School Of Seven Bells - SVIIB - Albums - Reviews - Soundblab

School Of Seven Bells - SVIIB

by Sean Hewson Rating:8 Release Date:2016-02-26

SVIIB was produced in extraordinary circumstances. Started by Benjamin Curtis and Alejandra Deheza in 2012, it was interrupted in February 2013 when Curtis was diagnosed with lymphoma. Although he was often too sick to work, more recording was done in 2013 but he sadly died in December of that year. It wasn’t until 2015 that Deheza was able to start work on completing the album.

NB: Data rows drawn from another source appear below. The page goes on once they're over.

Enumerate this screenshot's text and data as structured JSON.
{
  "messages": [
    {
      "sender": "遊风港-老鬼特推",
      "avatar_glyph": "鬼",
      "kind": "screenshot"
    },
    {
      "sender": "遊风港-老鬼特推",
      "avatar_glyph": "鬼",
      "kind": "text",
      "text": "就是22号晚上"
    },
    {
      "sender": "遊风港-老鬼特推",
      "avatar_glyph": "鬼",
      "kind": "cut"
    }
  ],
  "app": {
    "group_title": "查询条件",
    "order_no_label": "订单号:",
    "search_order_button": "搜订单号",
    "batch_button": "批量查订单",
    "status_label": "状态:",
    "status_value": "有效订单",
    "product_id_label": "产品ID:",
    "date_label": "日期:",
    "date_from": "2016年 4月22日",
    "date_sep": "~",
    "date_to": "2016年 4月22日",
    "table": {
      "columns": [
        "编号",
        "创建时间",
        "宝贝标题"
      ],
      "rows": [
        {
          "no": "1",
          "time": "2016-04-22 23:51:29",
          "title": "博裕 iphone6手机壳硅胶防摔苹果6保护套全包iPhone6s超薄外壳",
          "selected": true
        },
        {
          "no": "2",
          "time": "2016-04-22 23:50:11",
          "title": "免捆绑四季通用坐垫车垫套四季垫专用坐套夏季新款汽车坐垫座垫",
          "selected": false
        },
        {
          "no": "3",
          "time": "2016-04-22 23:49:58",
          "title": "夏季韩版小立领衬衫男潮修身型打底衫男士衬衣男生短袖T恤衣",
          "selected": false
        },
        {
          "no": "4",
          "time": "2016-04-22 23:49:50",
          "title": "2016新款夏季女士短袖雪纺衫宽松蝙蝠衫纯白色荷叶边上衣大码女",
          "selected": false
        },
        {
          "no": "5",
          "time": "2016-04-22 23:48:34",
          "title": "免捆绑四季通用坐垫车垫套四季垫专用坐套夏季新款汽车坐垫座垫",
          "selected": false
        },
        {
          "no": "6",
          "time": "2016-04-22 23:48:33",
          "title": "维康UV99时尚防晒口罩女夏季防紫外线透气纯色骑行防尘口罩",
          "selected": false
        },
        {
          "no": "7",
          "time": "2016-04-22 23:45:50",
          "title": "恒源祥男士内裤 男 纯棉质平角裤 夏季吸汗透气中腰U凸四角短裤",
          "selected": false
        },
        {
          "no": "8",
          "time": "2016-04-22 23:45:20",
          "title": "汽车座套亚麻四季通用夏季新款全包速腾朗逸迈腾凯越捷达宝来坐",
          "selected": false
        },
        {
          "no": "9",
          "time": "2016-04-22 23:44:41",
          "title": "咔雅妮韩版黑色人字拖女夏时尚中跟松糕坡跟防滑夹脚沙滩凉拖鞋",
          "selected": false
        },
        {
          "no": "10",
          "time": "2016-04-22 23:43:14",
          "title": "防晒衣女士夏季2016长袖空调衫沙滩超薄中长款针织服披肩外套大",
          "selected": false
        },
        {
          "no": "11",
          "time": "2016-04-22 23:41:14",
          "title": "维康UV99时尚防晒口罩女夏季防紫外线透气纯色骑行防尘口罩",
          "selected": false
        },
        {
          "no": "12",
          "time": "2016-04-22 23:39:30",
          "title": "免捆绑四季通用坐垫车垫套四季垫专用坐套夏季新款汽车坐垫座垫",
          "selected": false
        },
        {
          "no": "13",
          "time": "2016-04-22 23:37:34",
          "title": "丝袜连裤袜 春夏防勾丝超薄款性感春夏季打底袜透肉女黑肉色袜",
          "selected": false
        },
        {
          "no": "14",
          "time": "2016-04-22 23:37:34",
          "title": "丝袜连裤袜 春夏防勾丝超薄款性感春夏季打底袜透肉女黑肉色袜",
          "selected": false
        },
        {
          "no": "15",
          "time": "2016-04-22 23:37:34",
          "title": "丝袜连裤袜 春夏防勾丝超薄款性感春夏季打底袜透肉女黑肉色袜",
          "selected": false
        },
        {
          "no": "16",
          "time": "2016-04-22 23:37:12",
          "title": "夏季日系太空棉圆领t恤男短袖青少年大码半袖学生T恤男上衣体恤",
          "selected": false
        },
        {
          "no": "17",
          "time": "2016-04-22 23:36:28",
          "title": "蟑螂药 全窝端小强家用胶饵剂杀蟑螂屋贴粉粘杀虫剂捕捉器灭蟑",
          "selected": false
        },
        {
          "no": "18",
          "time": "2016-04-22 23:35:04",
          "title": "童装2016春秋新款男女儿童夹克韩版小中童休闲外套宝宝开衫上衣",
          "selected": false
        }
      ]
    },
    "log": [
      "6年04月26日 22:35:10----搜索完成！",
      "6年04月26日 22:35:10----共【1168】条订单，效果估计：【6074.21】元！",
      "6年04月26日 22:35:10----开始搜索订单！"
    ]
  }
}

Given the circumstances of its creation, musically SVIIB is an uplifting album. Influenced by the poppier end of shoegaze (Loveless and Heaven Or Las Vegas) it also takes some of its atmosphere from Floating In The Night by Julee Cruise and there’s a big chunk of 80s synth-pop in there too. What Curtis and Deheza (with the help of M83’s producer, Justin Meldal-Johnsen) have created is a modern pop treat for the ears - there are warm bass sounds, sparkling synths and crunching guitars. It is a fully-rounded sound.

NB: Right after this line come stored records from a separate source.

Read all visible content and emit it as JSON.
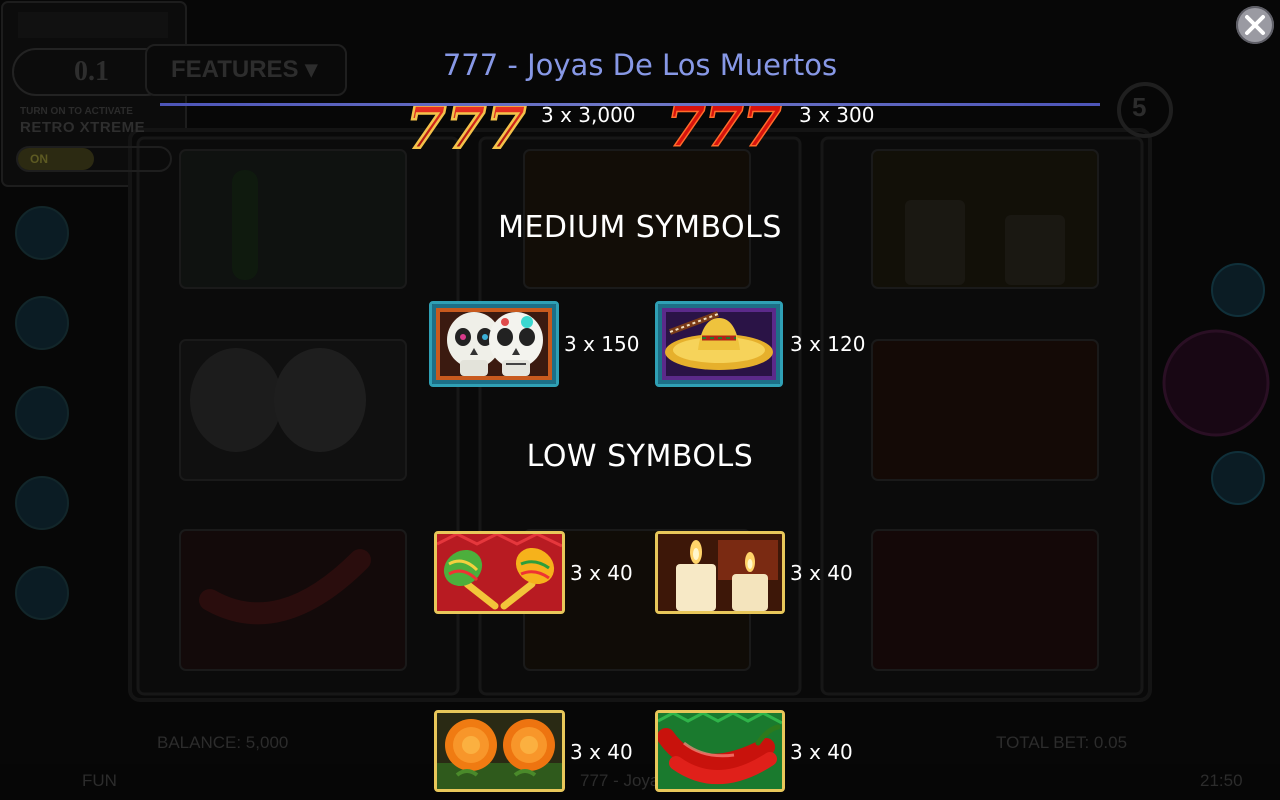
{
  "game_title": "777 - Joyas De Los Muertos",
  "close_icon": "close-icon",
  "background": {
    "bet_value": "0.1",
    "features_label": "FEATURES",
    "turn_on_hint": "TURN ON TO ACTIVATE",
    "retro_label": "RETRO XTREME",
    "toggle_label": "ON",
    "balance_text": "BALANCE: 5,000",
    "total_bet_text": "TOTAL BET: 0.05",
    "mode_text": "FUN",
    "game_name_footer": "777 - Joyas De...",
    "clock_text": "21:50",
    "counter_text": "5"
  },
  "paytable": {
    "top_symbols": [
      {
        "name": "seven-gold",
        "payout": "3 x 3,000"
      },
      {
        "name": "seven-red",
        "payout": "3 x 300"
      }
    ],
    "medium_heading": "MEDIUM SYMBOLS",
    "medium_symbols": [
      {
        "name": "sugar-skulls",
        "payout": "3 x 150"
      },
      {
        "name": "sombrero",
        "payout": "3 x 120"
      }
    ],
    "low_heading": "LOW SYMBOLS",
    "low_symbols": [
      {
        "name": "maracas",
        "payout": "3 x 40"
      },
      {
        "name": "candles",
        "payout": "3 x 40"
      },
      {
        "name": "marigolds",
        "payout": "3 x 40"
      },
      {
        "name": "chili-peppers",
        "payout": "3 x 40"
      }
    ]
  },
  "colors": {
    "title": "#8798e6",
    "rule": "#5a62bf",
    "medium_frame": "#2fa0b5",
    "low_frame": "#e8c75a"
  }
}
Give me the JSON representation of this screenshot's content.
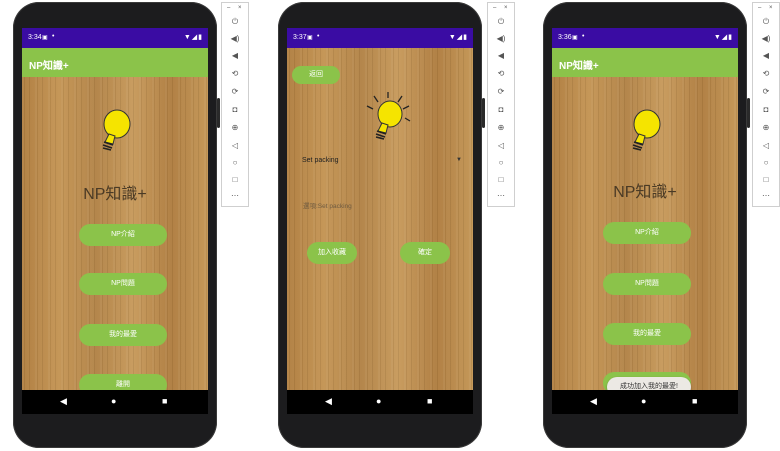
{
  "screens": [
    {
      "status": {
        "time": "3:34",
        "icon": "sim-icon",
        "signal": "▼◢▮"
      },
      "appbar_title": "NP知識+",
      "headline": "NP知識+",
      "buttons": [
        "NP介紹",
        "NP問題",
        "我的最愛",
        "離開"
      ]
    },
    {
      "status": {
        "time": "3:37",
        "icon": "sim-icon",
        "signal": "▼◢▮"
      },
      "back_label": "返回",
      "spinner_value": "Set packing",
      "selected_text": "選項:Set packing",
      "add_favorite_label": "加入收藏",
      "confirm_label": "確定"
    },
    {
      "status": {
        "time": "3:36",
        "icon": "sim-icon",
        "signal": "▼◢▮"
      },
      "appbar_title": "NP知識+",
      "headline": "NP知識+",
      "buttons": [
        "NP介紹",
        "NP問題",
        "我的最愛"
      ],
      "toast": "成功加入我的最愛!"
    }
  ],
  "emulator_toolbar": {
    "icons": [
      "power-icon",
      "volume-up-icon",
      "volume-down-icon",
      "rotate-left-icon",
      "rotate-right-icon",
      "camera-icon",
      "zoom-icon",
      "back-icon",
      "home-icon",
      "overview-icon",
      "more-icon"
    ],
    "glyphs": [
      "⏻",
      "🔊",
      "🔉",
      "⟲",
      "⟳",
      "◘",
      "⊕",
      "◁",
      "○",
      "□",
      "⋯"
    ]
  },
  "colors": {
    "accent_green": "#8bc34a",
    "status_bar": "#3a0ca3"
  }
}
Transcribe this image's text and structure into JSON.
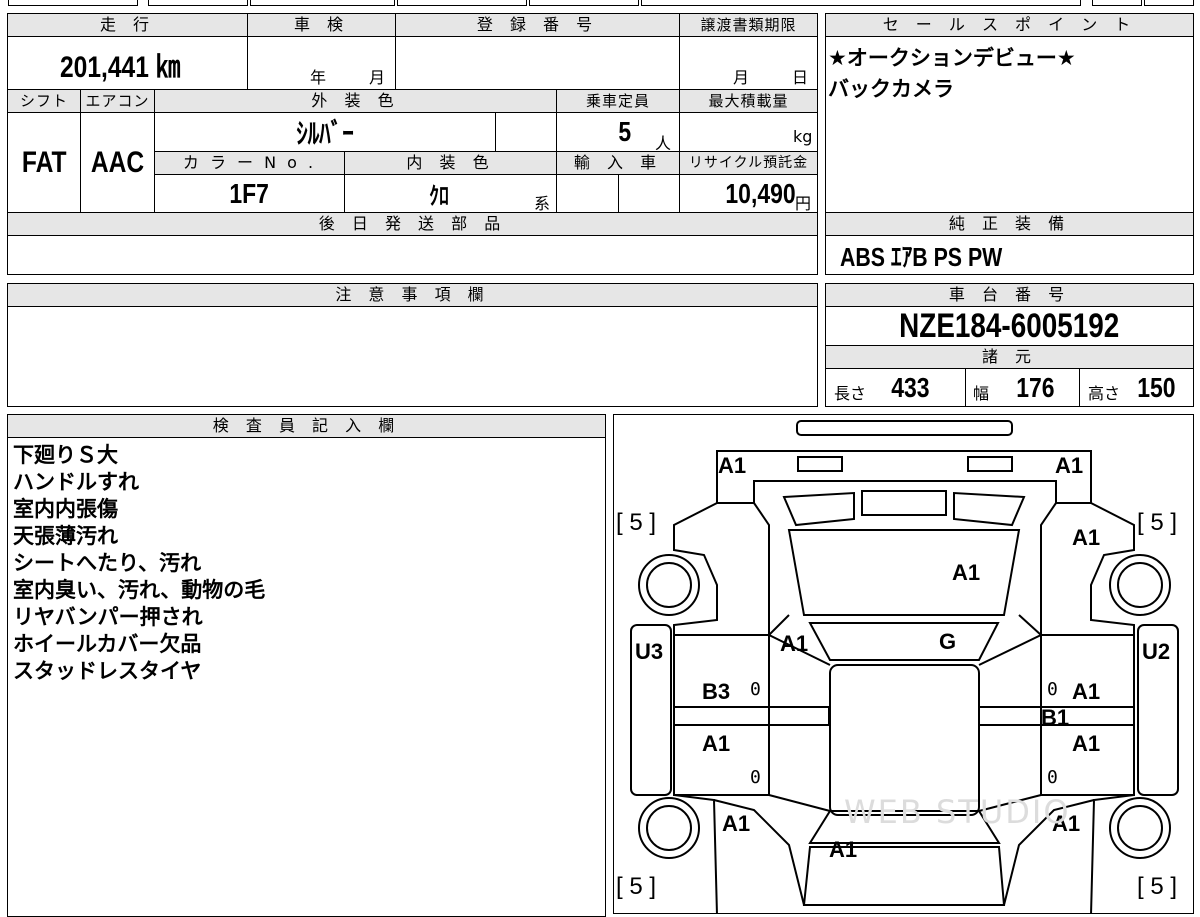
{
  "top_row": {
    "mileage_header": "走 行",
    "shaken_header": "車 検",
    "reg_header": "登 録 番 号",
    "transfer_header": "譲渡書類期限",
    "mileage_value": "201,441 ㎞",
    "year_label": "年",
    "month_label": "月",
    "transfer_month": "月",
    "transfer_day": "日"
  },
  "spec_row": {
    "shift_header": "シフト",
    "aircon_header": "エアコン",
    "exterior_header": "外 装 色",
    "capacity_header": "乗車定員",
    "maxload_header": "最大積載量",
    "shift_value": "FAT",
    "aircon_value": "AAC",
    "exterior_value": "ｼﾙﾊﾞｰ",
    "capacity_value": "5",
    "capacity_unit": "人",
    "maxload_unit": "kg",
    "colorno_header": "カ ラ ー N o .",
    "interior_header": "内 装 色",
    "import_header": "輸 入 車",
    "recycle_header": "リサイクル預託金",
    "colorno_value": "1F7",
    "interior_value": "ｸﾛ",
    "interior_suffix": "系",
    "recycle_value": "10,490",
    "recycle_unit": "円"
  },
  "later_parts": {
    "header": "後 日 発 送 部 品"
  },
  "notes": {
    "header": "注 意 事 項 欄"
  },
  "sales_points": {
    "header": "セ ー ル ス ポ イ ン ト",
    "lines": [
      "★オークションデビュー★",
      "バックカメラ"
    ]
  },
  "equipment": {
    "header": "純 正 装 備",
    "value": "ABS ｴｱB PS PW"
  },
  "chassis": {
    "header": "車 台 番 号",
    "value": "NZE184-6005192"
  },
  "specs": {
    "header": "諸 元",
    "length_label": "長さ",
    "length_value": "433",
    "width_label": "幅",
    "width_value": "176",
    "height_label": "高さ",
    "height_value": "150"
  },
  "inspector": {
    "header": "検 査 員 記 入 欄",
    "lines": [
      "下廻りＳ大",
      "ハンドルすれ",
      "室内内張傷",
      "天張薄汚れ",
      "シートへたり、汚れ",
      "室内臭い、汚れ、動物の毛",
      "リヤバンパー押され",
      "ホイールカバー欠品",
      "スタッドレスタイヤ"
    ]
  },
  "diagram": {
    "marks": {
      "front_left": "A1",
      "front_right": "A1",
      "hood": "A1",
      "windshield": "G",
      "fender_left_front": "A1",
      "fender_right_front": "A1",
      "pillar_left": "U3",
      "pillar_right": "U2",
      "door_left_front": "B3",
      "door_left_rear": "A1",
      "door_right_front": "A1",
      "door_right_rear": "A1",
      "sill_right": "B1",
      "quarter_left": "A1",
      "quarter_right": "A1",
      "rear": "A1"
    },
    "tire_front_left": "[ 5 ]",
    "tire_front_right": "[ 5 ]",
    "tire_rear_left": "[ 5 ]",
    "tire_rear_right": "[ 5 ]",
    "zero": "0",
    "watermark": "WEB STUDIO"
  }
}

The lyrics too are fully-rounded. Deheza doesn’t flinch from any of the emotions she must have gone through over the course of the making of SVIIB. From break-up, through sickness and death, to grieving and beyond, we see and feel it all in the context of Curtis and Deheza’s friendship and love. Although all the songs were written before his death you can feel Deheza’s loss through the way she views him and their friendship. On Ablaze you feel the pain of their break-up (‘When it (love) died, I fell apart.’) on Open Your Eyes you feel the pain of one friend watching the other in pain. Elias addresses the start of their relationship and also the love and pride within it. The penultimate song – Confusion – deals with just that. The music is different on this track, there is a stillness to it and the synth sounds are both warm and cold. It was the only song written after Curtis’s diagnosis and, as something unforeseen threatens her friend and their friendship, Deheza sings ‘I understand nothing of these changes.’

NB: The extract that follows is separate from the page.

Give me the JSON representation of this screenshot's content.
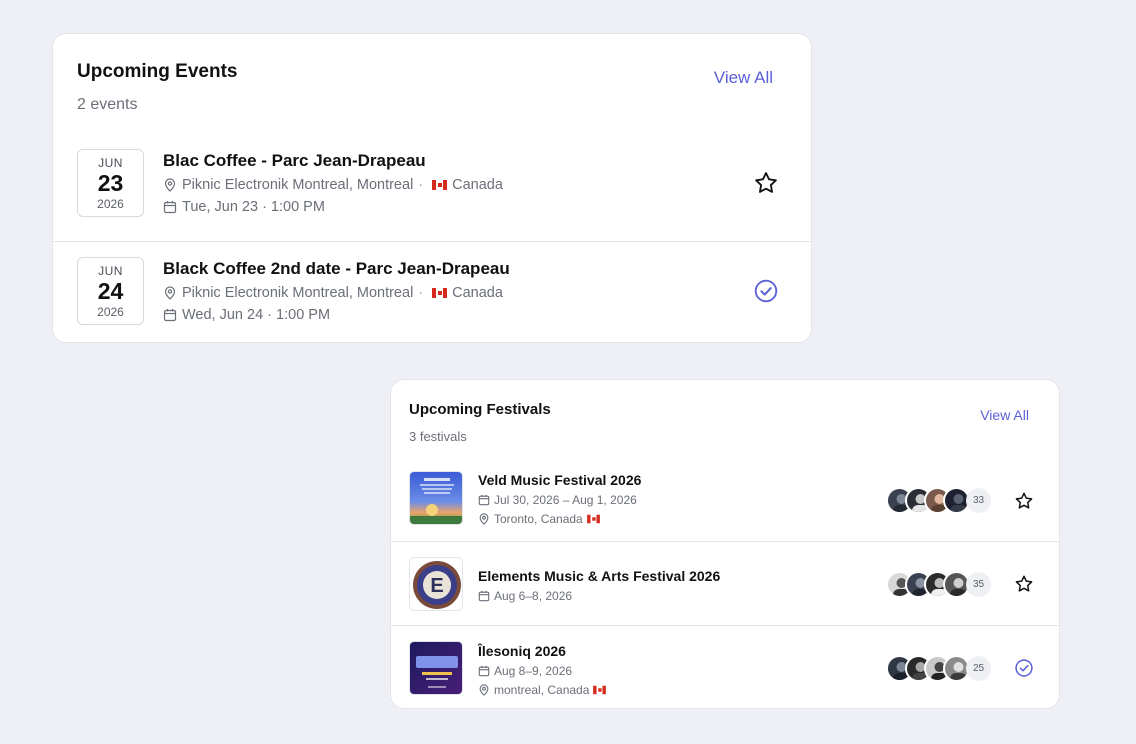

It is telling that the album doesn’t end here but instead with This Is Our Time, which is almost an ‘80s prom song, and the line, ‘This is our time and our time is indestructible’. If this album is about friendship in the context of break-ups, sickness and death it – and the very fact of its completion - is also about how a friendship and a life can continue beyond that.